The lilac trellis brightened and faded. I had to check to see that I had locked the door: further evidence of fatigue. Sleep.


I phoned the police first thing and reported a grey Volkswagen abandoned near the Grunewald Bridge. If Phoenix were keeping watch on it for any reason unknown to me they would see it was the police, and not I, who took the car away. I was dead.

Toothbrush, shaver, two shirts, socks, so forth. I left them at the Hotel Zentral and went to the Hertz office, hanging about for a time until the lunch-shift clerk took over. She hadn't seen me before. I chose a BMW 1500 LS saloon by Mechelotti. The name was Schultze, number three passport: there was a millionth chance that Phoenix might check to see if I'd re-hired.

Lunch at the hotel, quite the tourist, a brand-new valise in my room and a car in the lock-up.

Then my afternoon began.
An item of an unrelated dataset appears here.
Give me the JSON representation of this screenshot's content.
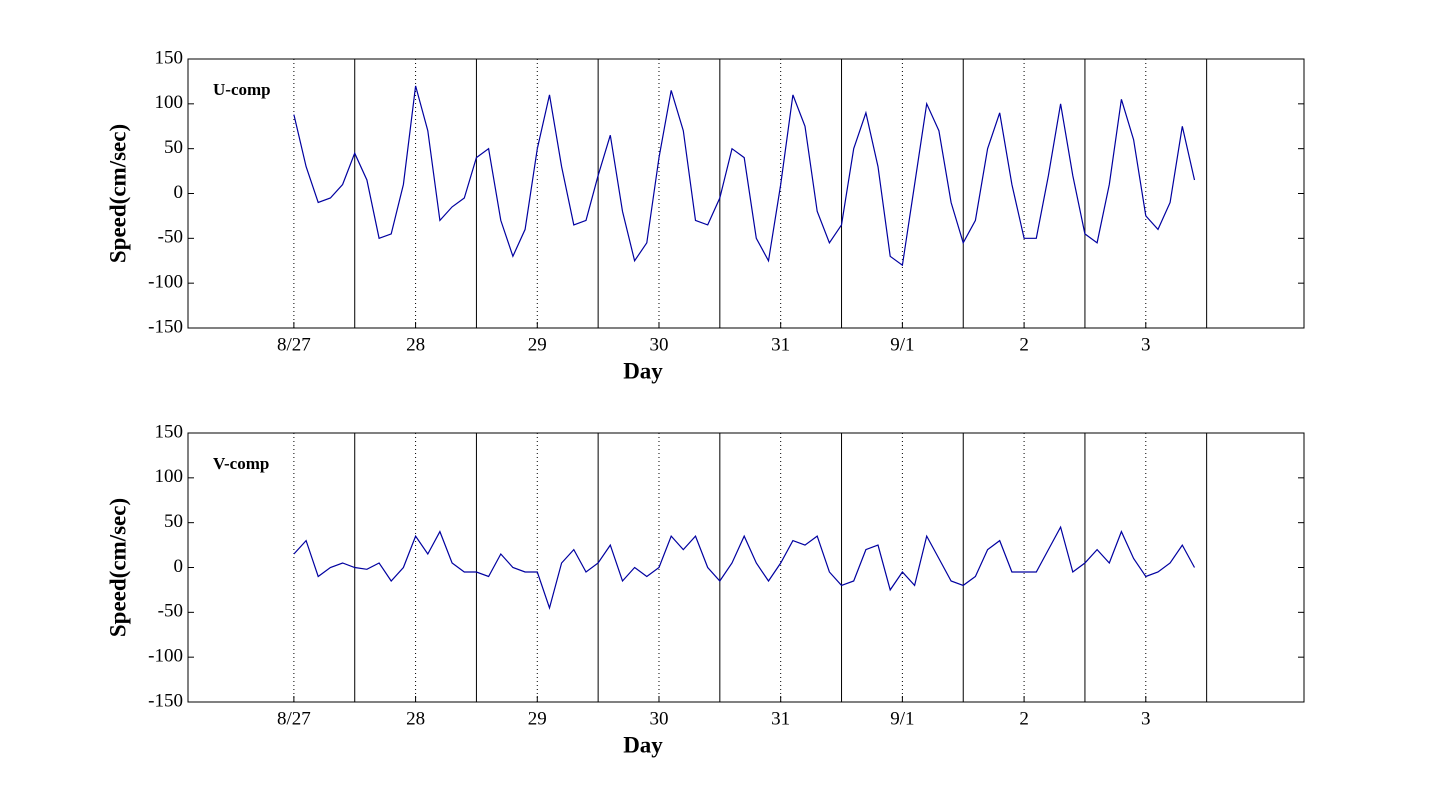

There is an innocence in the very word ‘afternoon’. Morning is for trains and business and hangovers, night is for love and burglary. The afternoon is the halcyon, the calm coming between earnestness and drama. In Berlin it is a time for cream buns, and the cafes swarm, even on a winter's day. But in Berlin there is, beneath this surface, a tide that runs darker than hell itself that carries people into tributaries not of their choosing. I was such a one.

There was a simple force propelling me northwards into Wilmersdorf, and it never crossed my mind to deny it.